Carolco/Imagine. Director Oliver Stone; Producer Bill Graham, Sasha Harari, A. Kitman Ho; Screenplay J. Randal Johnson, Oliver Stone; Camera Robert Richardson; Editor David Brenner, Joe Hutshing; Art Director Barbara Ling
Val Kilmer
Meg Ryan
Kevin Dillon
Kyle MacLachlan
Frank Whaley
Kathleen Quinlan
The Doors is another trip into 1960s hell from Oliver Stone. This $40 million look at Jim Morrison's short, wild ride through a rock idol life is everything one expects from the filmmaker - intense, overblown, riveting, humorless, evocative, self-important and impossible to ignore.
As rendered with considerable physical accuracy by Val Kilmer, Morrison is drunk and/or stoned practically from beginning to end, providing an acute case study of ruinous excess. The singer's obsession with death and mysticism is rooted, via a sepia-tinged prolog, in a childhood experience in which he views the aftermath of a traffic accident involving some Indians.

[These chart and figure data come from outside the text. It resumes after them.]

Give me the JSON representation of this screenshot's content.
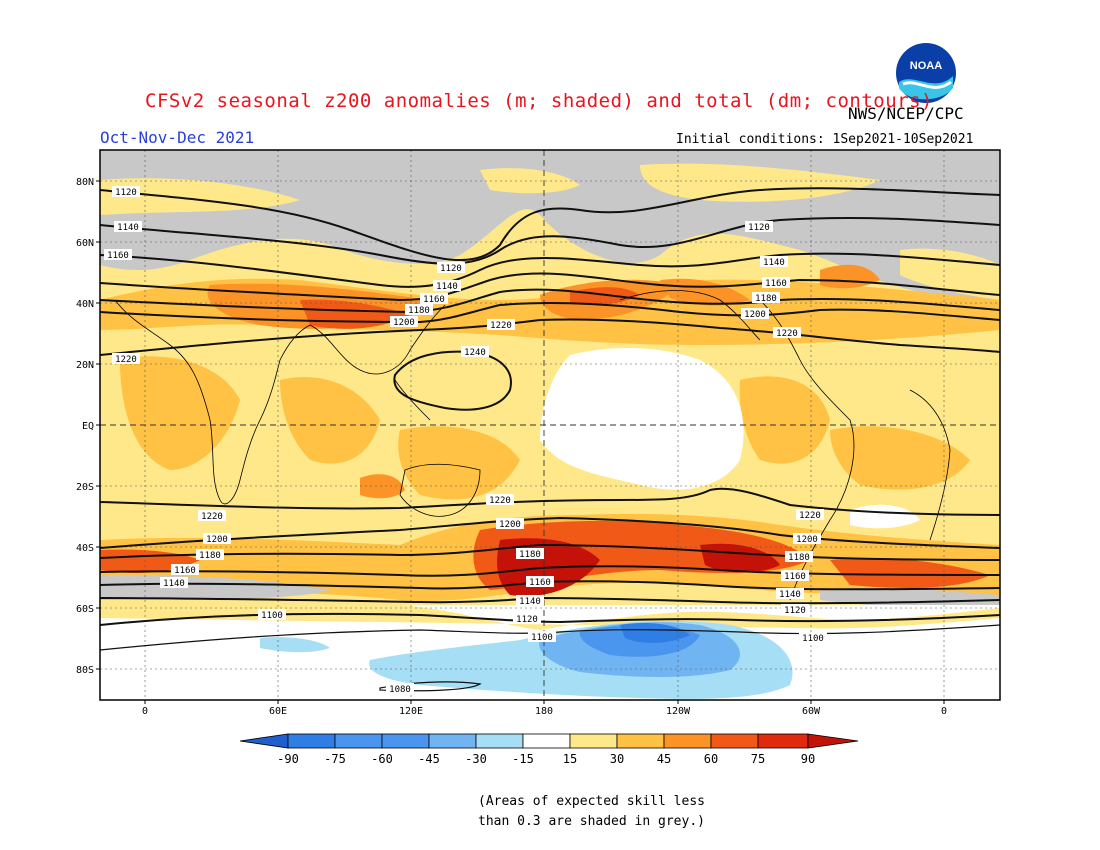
{
  "header": {
    "title": "CFSv2 seasonal z200 anomalies (m; shaded) and total (dm; contours)",
    "season": "Oct-Nov-Dec 2021",
    "agency": "NWS/NCEP/CPC",
    "initial_conditions": "Initial conditions: 1Sep2021-10Sep2021",
    "logo_text": "NOAA"
  },
  "axes": {
    "lat_labels": [
      "80N",
      "60N",
      "40N",
      "20N",
      "EQ",
      "20S",
      "40S",
      "60S",
      "80S"
    ],
    "lon_labels": [
      "0",
      "60E",
      "120E",
      "180",
      "120W",
      "60W",
      "0"
    ]
  },
  "contour_labels": [
    "1120",
    "1140",
    "1160",
    "1180",
    "1200",
    "1220",
    "1240",
    "1100",
    "1080"
  ],
  "colorbar": {
    "ticks": [
      "-90",
      "-75",
      "-60",
      "-45",
      "-30",
      "-15",
      "15",
      "30",
      "45",
      "60",
      "75",
      "90"
    ],
    "colors": [
      "#1f5fd0",
      "#2f7ee6",
      "#4a96ee",
      "#70b4f2",
      "#a6def5",
      "#ffffff",
      "#ffe88a",
      "#ffc244",
      "#fb9327",
      "#f15a16",
      "#c41208"
    ]
  },
  "colors": {
    "skill_grey": "#c8c8c8",
    "title_red": "#e8141e",
    "season_blue": "#2b40d6"
  },
  "footnote": {
    "line1": "(Areas of expected skill less",
    "line2": "than 0.3 are shaded in grey.)"
  }
}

Action proper begins in 1965, as Morrison the would-be poet and pretentious UCLA student filmmaker hooks up with flower child Pamela Courson (Meg Ryan) and launches a band in Venice, Cal, with John Densmore, Ray Manzarek and Robby Krieger.
Outside of Morrison's abusive, drug-drenched relationship with Courson, only two of his innumerable sexual trysts are detailed - one with the exotic Velvet Underground star Nico, the other with the demonic Patricia Kennealy (Kathleen Quinlan).
Kilmer is convincing in the lead role, although he never allows the viewer to share any emotions. Morrison's own vocals have been skillfully augmented by Kilmer in some sequences.
The usually engaging Ryan brings little to a vaguely conceived part, whereas Quinlan commands the screen.
(Color) Widescreen. Available on VHS, DVD. Extract of a review from 1991. Running time: 141 MIN.